Edition Wars. Edition Wars never change. The past 20 years have been a roller-coaster ride for RPGs.  The release of Magic: The Gathering in 1993 changed the fundamental nature of the hobby gaming industry and forever altered the business of making and selling RPGs.  Explore the recent history of the category through the lens of Dungeons & Dragons and Pathfinder, and hear predictions for the future of the hobby. This panel was recorded at PAX East 2014.

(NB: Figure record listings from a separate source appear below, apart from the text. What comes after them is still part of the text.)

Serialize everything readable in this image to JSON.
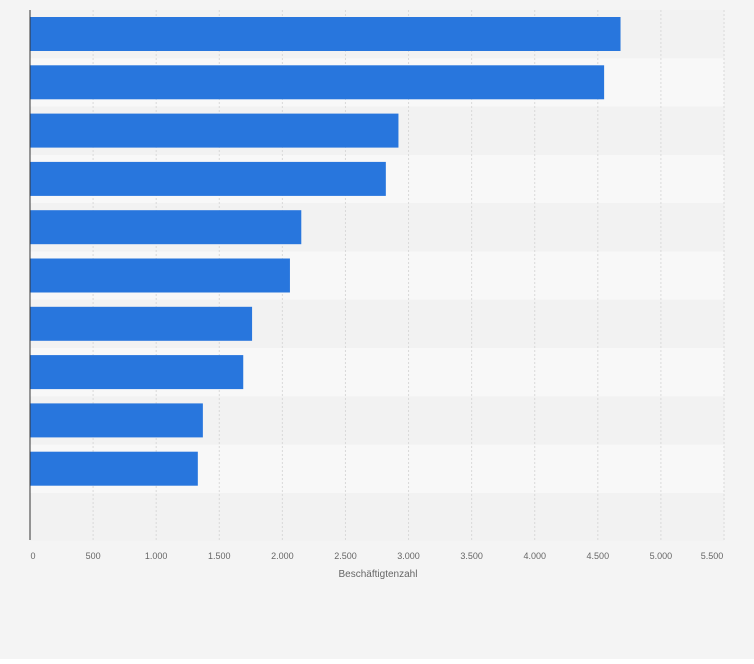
{
  "chart_data": {
    "type": "bar",
    "orientation": "horizontal",
    "categories": [
      "",
      "",
      "",
      "",
      "",
      "",
      "",
      "",
      "",
      ""
    ],
    "values": [
      4680,
      4550,
      2920,
      2820,
      2150,
      2060,
      1760,
      1690,
      1370,
      1330
    ],
    "xlabel": "Beschäftigtenzahl",
    "ylabel": "",
    "xlim": [
      0,
      5500
    ],
    "ticks": [
      0,
      500,
      1000,
      1500,
      2000,
      2500,
      3000,
      3500,
      4000,
      4500,
      5000,
      5500
    ],
    "tick_labels": [
      "0",
      "500",
      "1.000",
      "1.500",
      "2.000",
      "2.500",
      "3.000",
      "3.500",
      "4.000",
      "4.500",
      "5.000",
      "5.500"
    ],
    "grid": true,
    "legend": "none",
    "colors": {
      "bar": "#2876dd",
      "band_dark": "#f2f2f2",
      "band_light": "#f8f8f8",
      "grid": "#d9d9d9",
      "axis": "#333333",
      "text": "#666666",
      "background": "#f4f4f4"
    }
  }
}
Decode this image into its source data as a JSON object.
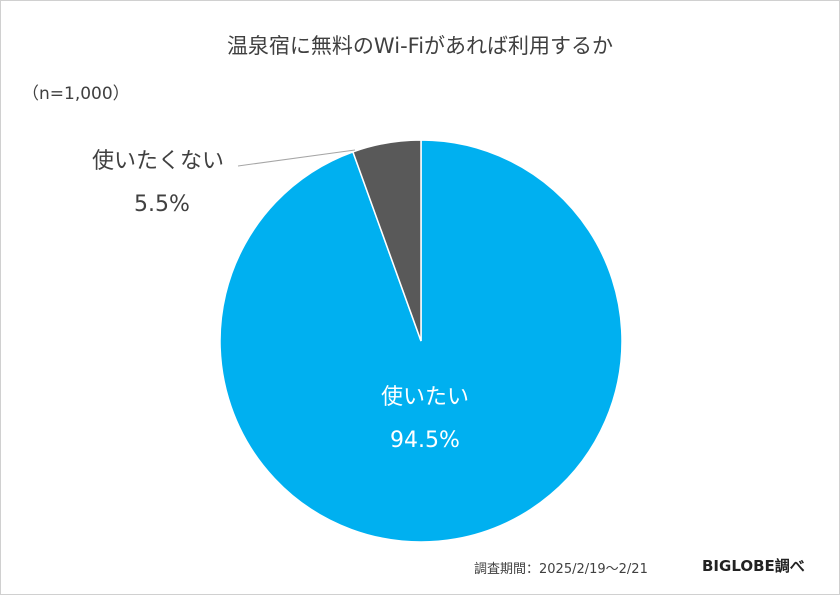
{
  "chart_data": {
    "type": "pie",
    "title": "温泉宿に無料のWi-Fiがあれば利用するか",
    "note": "（n=1,000）",
    "slices": [
      {
        "label": "使いたい",
        "value": 94.5,
        "value_label": "94.5%",
        "color": "#00b0f0"
      },
      {
        "label": "使いたくない",
        "value": 5.5,
        "value_label": "5.5%",
        "color": "#595959"
      }
    ]
  },
  "footer": {
    "period": "調査期間：2025/2/19～2/21",
    "brand": "BIGLOBE調べ"
  }
}
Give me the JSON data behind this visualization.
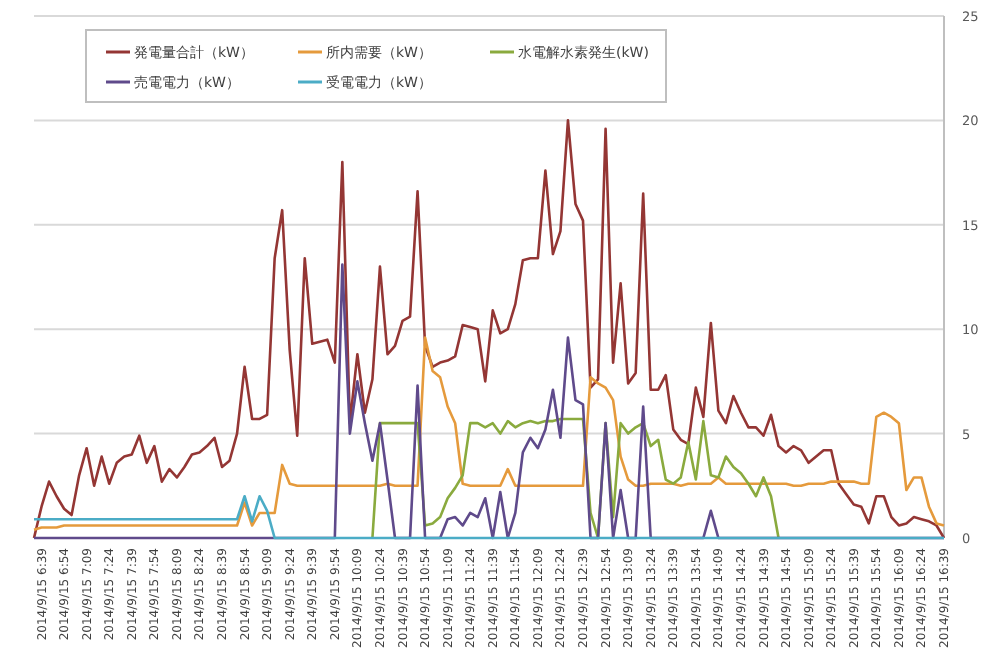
{
  "chart_data": {
    "type": "line",
    "categories": [
      null,
      "2014/9/15 6:39",
      null,
      null,
      "2014/9/15 6:54",
      null,
      null,
      "2014/9/15 7:09",
      null,
      null,
      "2014/9/15 7:24",
      null,
      null,
      "2014/9/15 7:39",
      null,
      null,
      "2014/9/15 7:54",
      null,
      null,
      "2014/9/15 8:09",
      null,
      null,
      "2014/9/15 8:24",
      null,
      null,
      "2014/9/15 8:39",
      null,
      null,
      "2014/9/15 8:54",
      null,
      null,
      "2014/9/15 9:09",
      null,
      null,
      "2014/9/15 9:24",
      null,
      null,
      "2014/9/15 9:39",
      null,
      null,
      "2014/9/15 9:54",
      null,
      null,
      "2014/9/15 10:09",
      null,
      null,
      "2014/9/15 10:24",
      null,
      null,
      "2014/9/15 10:39",
      null,
      null,
      "2014/9/15 10:54",
      null,
      null,
      "2014/9/15 11:09",
      null,
      null,
      "2014/9/15 11:24",
      null,
      null,
      "2014/9/15 11:39",
      null,
      null,
      "2014/9/15 11:54",
      null,
      null,
      "2014/9/15 12:09",
      null,
      null,
      "2014/9/15 12:24",
      null,
      null,
      "2014/9/15 12:39",
      null,
      null,
      "2014/9/15 12:54",
      null,
      null,
      "2014/9/15 13:09",
      null,
      null,
      "2014/9/15 13:24",
      null,
      null,
      "2014/9/15 13:39",
      null,
      null,
      "2014/9/15 13:54",
      null,
      null,
      "2014/9/15 14:09",
      null,
      null,
      "2014/9/15 14:24",
      null,
      null,
      "2014/9/15 14:39",
      null,
      null,
      "2014/9/15 14:54",
      null,
      null,
      "2014/9/15 15:09",
      null,
      null,
      "2014/9/15 15:24",
      null,
      null,
      "2014/9/15 15:39",
      null,
      null,
      "2014/9/15 15:54",
      null,
      null,
      "2014/9/15 16:09",
      null,
      null,
      "2014/9/15 16:24",
      null,
      null,
      "2014/9/15 16:39"
    ],
    "series": [
      {
        "name": "発電量合計（kW）",
        "color": "#943634",
        "values": [
          0,
          1.5,
          2.7,
          2.0,
          1.4,
          1.1,
          3.0,
          4.3,
          2.5,
          3.9,
          2.6,
          3.6,
          3.9,
          4.0,
          4.9,
          3.6,
          4.4,
          2.7,
          3.3,
          2.9,
          3.4,
          4.0,
          4.1,
          4.4,
          4.8,
          3.4,
          3.7,
          5.0,
          8.2,
          5.7,
          5.7,
          5.9,
          13.4,
          15.7,
          9.0,
          4.9,
          13.4,
          9.3,
          9.4,
          9.5,
          8.4,
          18.0,
          5.5,
          8.8,
          6.0,
          7.6,
          13.0,
          8.8,
          9.2,
          10.4,
          10.6,
          16.6,
          9.2,
          8.2,
          8.4,
          8.5,
          8.7,
          10.2,
          10.1,
          10.0,
          7.5,
          10.9,
          9.8,
          10.0,
          11.2,
          13.3,
          13.4,
          13.4,
          17.6,
          13.6,
          14.7,
          20.0,
          16.0,
          15.2,
          7.2,
          7.6,
          19.6,
          8.4,
          12.2,
          7.4,
          7.9,
          16.5,
          7.1,
          7.1,
          7.8,
          5.2,
          4.7,
          4.5,
          7.2,
          5.8,
          10.3,
          6.1,
          5.5,
          6.8,
          6.0,
          5.3,
          5.3,
          4.9,
          5.9,
          4.4,
          4.1,
          4.4,
          4.2,
          3.6,
          3.9,
          4.2,
          4.2,
          2.6,
          2.1,
          1.6,
          1.5,
          0.7,
          2.0,
          2.0,
          1.0,
          0.6,
          0.7,
          1.0,
          0.9,
          0.8,
          0.6,
          0
        ]
      },
      {
        "name": "所内需要（kW）",
        "color": "#e59a3c",
        "values": [
          0.4,
          0.5,
          0.5,
          0.5,
          0.6,
          0.6,
          0.6,
          0.6,
          0.6,
          0.6,
          0.6,
          0.6,
          0.6,
          0.6,
          0.6,
          0.6,
          0.6,
          0.6,
          0.6,
          0.6,
          0.6,
          0.6,
          0.6,
          0.6,
          0.6,
          0.6,
          0.6,
          0.6,
          1.7,
          0.6,
          1.2,
          1.2,
          1.2,
          3.5,
          2.6,
          2.5,
          2.5,
          2.5,
          2.5,
          2.5,
          2.5,
          2.5,
          2.5,
          2.5,
          2.5,
          2.5,
          2.5,
          2.6,
          2.5,
          2.5,
          2.5,
          2.5,
          9.6,
          8.0,
          7.7,
          6.3,
          5.5,
          2.6,
          2.5,
          2.5,
          2.5,
          2.5,
          2.5,
          3.3,
          2.5,
          2.5,
          2.5,
          2.5,
          2.5,
          2.5,
          2.5,
          2.5,
          2.5,
          2.5,
          7.7,
          7.4,
          7.2,
          6.6,
          3.9,
          2.8,
          2.5,
          2.5,
          2.6,
          2.6,
          2.6,
          2.6,
          2.5,
          2.6,
          2.6,
          2.6,
          2.6,
          2.9,
          2.6,
          2.6,
          2.6,
          2.6,
          2.6,
          2.6,
          2.6,
          2.6,
          2.6,
          2.5,
          2.5,
          2.6,
          2.6,
          2.6,
          2.7,
          2.7,
          2.7,
          2.7,
          2.6,
          2.6,
          5.8,
          6.0,
          5.8,
          5.5,
          2.3,
          2.9,
          2.9,
          1.5,
          0.7,
          0.6
        ]
      },
      {
        "name": "水電解水素発生(kW)",
        "color": "#8aaa3e",
        "values": [
          null,
          null,
          null,
          null,
          null,
          null,
          null,
          null,
          null,
          null,
          null,
          null,
          null,
          null,
          null,
          null,
          null,
          null,
          null,
          null,
          null,
          null,
          null,
          null,
          null,
          null,
          null,
          null,
          null,
          null,
          null,
          null,
          null,
          null,
          null,
          null,
          null,
          null,
          null,
          null,
          null,
          null,
          null,
          null,
          null,
          0,
          5.5,
          5.5,
          5.5,
          5.5,
          5.5,
          5.5,
          0.6,
          0.7,
          1.0,
          1.9,
          2.4,
          3.0,
          5.5,
          5.5,
          5.3,
          5.5,
          5.0,
          5.6,
          5.3,
          5.5,
          5.6,
          5.5,
          5.6,
          5.6,
          5.7,
          5.7,
          5.7,
          5.7,
          1.2,
          0,
          5.5,
          1.0,
          5.5,
          5.0,
          5.3,
          5.5,
          4.4,
          4.7,
          2.8,
          2.6,
          2.9,
          4.6,
          2.8,
          5.6,
          3.0,
          2.9,
          3.9,
          3.4,
          3.1,
          2.6,
          2.0,
          2.9,
          2.0,
          0,
          null,
          null,
          null,
          null,
          null,
          null,
          null,
          null,
          null,
          null,
          null,
          null,
          null,
          null,
          null,
          null,
          null,
          null,
          null,
          null,
          null,
          null
        ]
      },
      {
        "name": "売電電力（kW）",
        "color": "#5f4a8b",
        "values": [
          0,
          0,
          0,
          0,
          0,
          0,
          0,
          0,
          0,
          0,
          0,
          0,
          0,
          0,
          0,
          0,
          0,
          0,
          0,
          0,
          0,
          0,
          0,
          0,
          0,
          0,
          0,
          0,
          0,
          0,
          0,
          0,
          0,
          0,
          0,
          0,
          0,
          0,
          0,
          0,
          0,
          13.1,
          5.0,
          7.5,
          5.5,
          3.7,
          5.5,
          2.8,
          0,
          0,
          0,
          7.3,
          0,
          0,
          0,
          0.9,
          1.0,
          0.6,
          1.2,
          1.0,
          1.9,
          0,
          2.2,
          0,
          1.2,
          4.1,
          4.8,
          4.3,
          5.2,
          7.1,
          4.8,
          9.6,
          6.6,
          6.4,
          0,
          0,
          5.5,
          0,
          2.3,
          0,
          0,
          6.3,
          0,
          0,
          0,
          0,
          0,
          0,
          0,
          0,
          1.3,
          0,
          0,
          0,
          0,
          0,
          0,
          0,
          0,
          0,
          0,
          0,
          0,
          0,
          0,
          0,
          0,
          0,
          0,
          0,
          0,
          0,
          0,
          0,
          0,
          0,
          0,
          0,
          0,
          0,
          0,
          0
        ]
      },
      {
        "name": "受電電力（kW）",
        "color": "#4bacc6",
        "values": [
          0.9,
          0.9,
          0.9,
          0.9,
          0.9,
          0.9,
          0.9,
          0.9,
          0.9,
          0.9,
          0.9,
          0.9,
          0.9,
          0.9,
          0.9,
          0.9,
          0.9,
          0.9,
          0.9,
          0.9,
          0.9,
          0.9,
          0.9,
          0.9,
          0.9,
          0.9,
          0.9,
          0.9,
          2.0,
          0.8,
          2.0,
          1.3,
          0,
          0,
          0,
          0,
          0,
          0,
          0,
          0,
          0,
          0,
          0,
          0,
          0,
          0,
          0,
          0,
          0,
          0,
          0,
          0,
          0,
          0,
          0,
          0,
          0,
          0,
          0,
          0,
          0,
          0,
          0,
          0,
          0,
          0,
          0,
          0,
          0,
          0,
          0,
          0,
          0,
          0,
          0,
          0,
          0,
          0,
          0,
          0,
          0,
          0,
          0,
          0,
          0,
          0,
          0,
          0,
          0,
          0,
          0,
          0,
          0,
          0,
          0,
          0,
          0,
          0,
          0,
          0,
          0,
          0,
          0,
          0,
          0,
          0,
          0,
          0,
          0,
          0,
          0,
          0,
          0,
          0,
          0,
          0,
          0,
          0,
          0,
          0,
          0,
          0
        ]
      }
    ],
    "ylim": [
      0,
      25
    ],
    "yticks": [
      0,
      5,
      10,
      15,
      20,
      25
    ],
    "grid": "y",
    "legend": "top left"
  }
}
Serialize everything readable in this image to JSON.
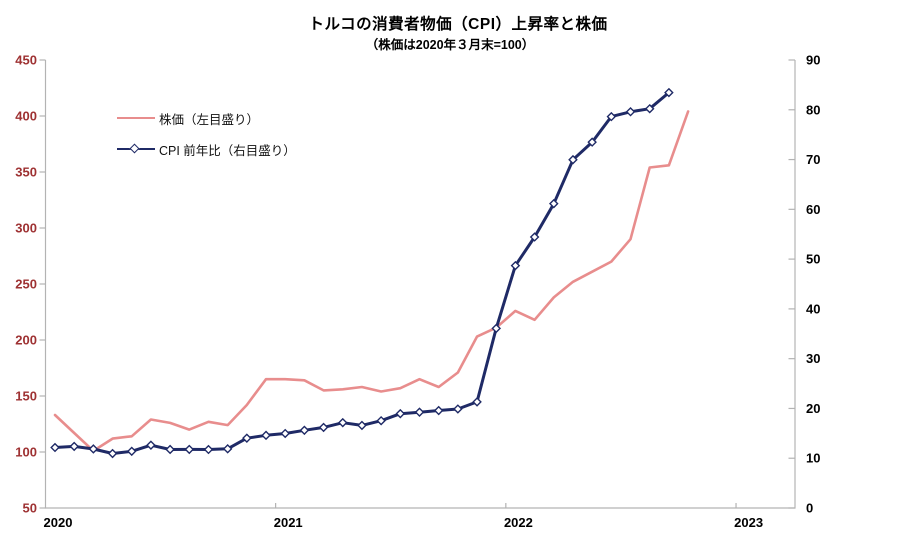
{
  "chart_data": {
    "type": "line",
    "title": "トルコの消費者物価（CPI）上昇率と株価",
    "subtitle": "（株価は2020年３月末=100）",
    "grid": false,
    "legend_position": "top-left-inside",
    "axis_line_color": "#b3b3b3",
    "x": [
      "2020-01",
      "2020-02",
      "2020-03",
      "2020-04",
      "2020-05",
      "2020-06",
      "2020-07",
      "2020-08",
      "2020-09",
      "2020-10",
      "2020-11",
      "2020-12",
      "2021-01",
      "2021-02",
      "2021-03",
      "2021-04",
      "2021-05",
      "2021-06",
      "2021-07",
      "2021-08",
      "2021-09",
      "2021-10",
      "2021-11",
      "2021-12",
      "2022-01",
      "2022-02",
      "2022-03",
      "2022-04",
      "2022-05",
      "2022-06",
      "2022-07",
      "2022-08",
      "2022-09",
      "2022-10"
    ],
    "x_tick_labels": [
      {
        "label": "2020",
        "month_index": 0
      },
      {
        "label": "2021",
        "month_index": 12
      },
      {
        "label": "2022",
        "month_index": 24
      },
      {
        "label": "2023",
        "month_index": 36
      }
    ],
    "series": [
      {
        "name": "株価（左目盛り）",
        "axis": "left",
        "color": "#e88d8d",
        "line_width": 2.6,
        "marker": "none",
        "values": [
          133,
          117,
          101,
          112,
          114,
          129,
          126,
          120,
          127,
          124,
          142,
          165,
          165,
          164,
          155,
          156,
          158,
          154,
          157,
          165,
          158,
          171,
          203,
          211,
          226,
          218,
          238,
          252,
          261,
          270,
          290,
          354,
          356,
          404
        ]
      },
      {
        "name": "CPI 前年比（右目盛り）",
        "axis": "right",
        "color": "#1f2a66",
        "line_width": 3,
        "marker": "diamond",
        "marker_fill": "#ffffff",
        "values": [
          12.15,
          12.37,
          11.86,
          10.94,
          11.39,
          12.62,
          11.76,
          11.77,
          11.75,
          11.89,
          14.03,
          14.6,
          14.97,
          15.61,
          16.19,
          17.14,
          16.59,
          17.53,
          18.95,
          19.25,
          19.58,
          19.89,
          21.31,
          36.08,
          48.69,
          54.44,
          61.14,
          69.97,
          73.5,
          78.62,
          79.6,
          80.21,
          83.45
        ]
      }
    ],
    "left_axis": {
      "min": 50,
      "max": 450,
      "step": 50,
      "ticks": [
        50,
        100,
        150,
        200,
        250,
        300,
        350,
        400,
        450
      ],
      "label_color": "#9e3132"
    },
    "right_axis": {
      "min": 0,
      "max": 90,
      "step": 10,
      "ticks": [
        0,
        10,
        20,
        30,
        40,
        50,
        60,
        70,
        80,
        90
      ],
      "label_color": "#000000"
    }
  }
}
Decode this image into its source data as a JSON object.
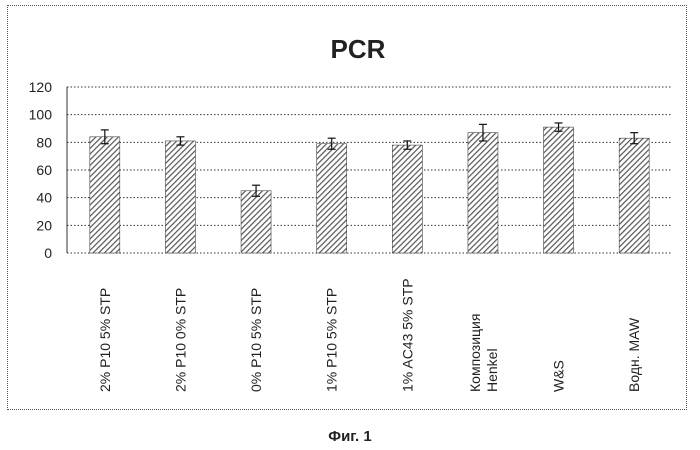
{
  "caption": "Фиг. 1",
  "chart_data": {
    "type": "bar",
    "title": "PCR",
    "xlabel": "",
    "ylabel": "",
    "ylim": [
      0,
      120
    ],
    "yticks": [
      0,
      20,
      40,
      60,
      80,
      100,
      120
    ],
    "grid": true,
    "legend": "none",
    "categories": [
      "2% P10 5% STP",
      "2% P10 0% STP",
      "0% P10 5% STP",
      "1% P10 5% STP",
      "1% AC43 5% STP",
      "Композиция Henkel",
      "W&S",
      "Водн. MAW"
    ],
    "values": [
      84,
      81,
      45,
      79,
      78,
      87,
      91,
      83
    ],
    "errors": [
      5,
      3,
      4,
      4,
      3,
      6,
      3,
      4
    ],
    "colors": {
      "bar_hatch": "#555555",
      "axis": "#333333",
      "grid": "#333333",
      "text": "#222222"
    }
  }
}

Panelists: Ryan Dancey [CEO, Goblinworks], Luke Peterschmidt [CEO, Fun to 11], Derek Lloyd [Owner, Battleground Games and Hobbies], Luke Crane [Tabletop Games Specialist, Kickstarter], Matt McElroy [Marketing Director, DriveThruRPG/OneBookshelf]

 

  10 comments for “What Is Happening to Tabletop Roleplaying Games? panel at PAX East 2014

  1. Humanity Akbar
    April 19, 2014 at 9:16 pm

    good stuff to hear from the smaller rpgs

    the world’s biggest rpgs/larps are still going strong, with Christianity and Islam going neck-in-neck, followed by Hinduism

    ya just can’t keep humanity from innovating, exploring, being curious

  2. fredhicks
    April 22, 2014 at 10:03 am

    Thanks for sharing this. The list of folks on the panel don’t appear to entirely match the recording, though. :)

  3. Anonymous
    April 22, 2014 at 10:20 am

    It hurts listening to CCP/White Wolf/Onyx Path talking about what they think the community wants… I certainly don’t want what they think we do.

  4. April 22, 2014 at 1:11 pm

    @Fredhicks – I copied the text and list of panelists from the PAX East website.

  5. April 22, 2014 at 4:00 pm

    Shane Defreest joined us at the last minute – he was not credited in the Pax website.

  6. Fridrik
    April 24, 2014 at 1:10 pm

    This panel is great. I learned things.

  7. April 27, 2014 at 2:56 pm

    A quibble: Vampire isn’t about playing the monster. It’s about holding the monster at bay. While the alignment systems and morality mechanics of many other games assume that the character is by default static in his moral or ethical perspective, Vampire assumes that the character will become a more and more evil and/ or selfish creature over time. It’s about holding on to the consciousness of the Man and the consequences of giving in to the urges of the Beast.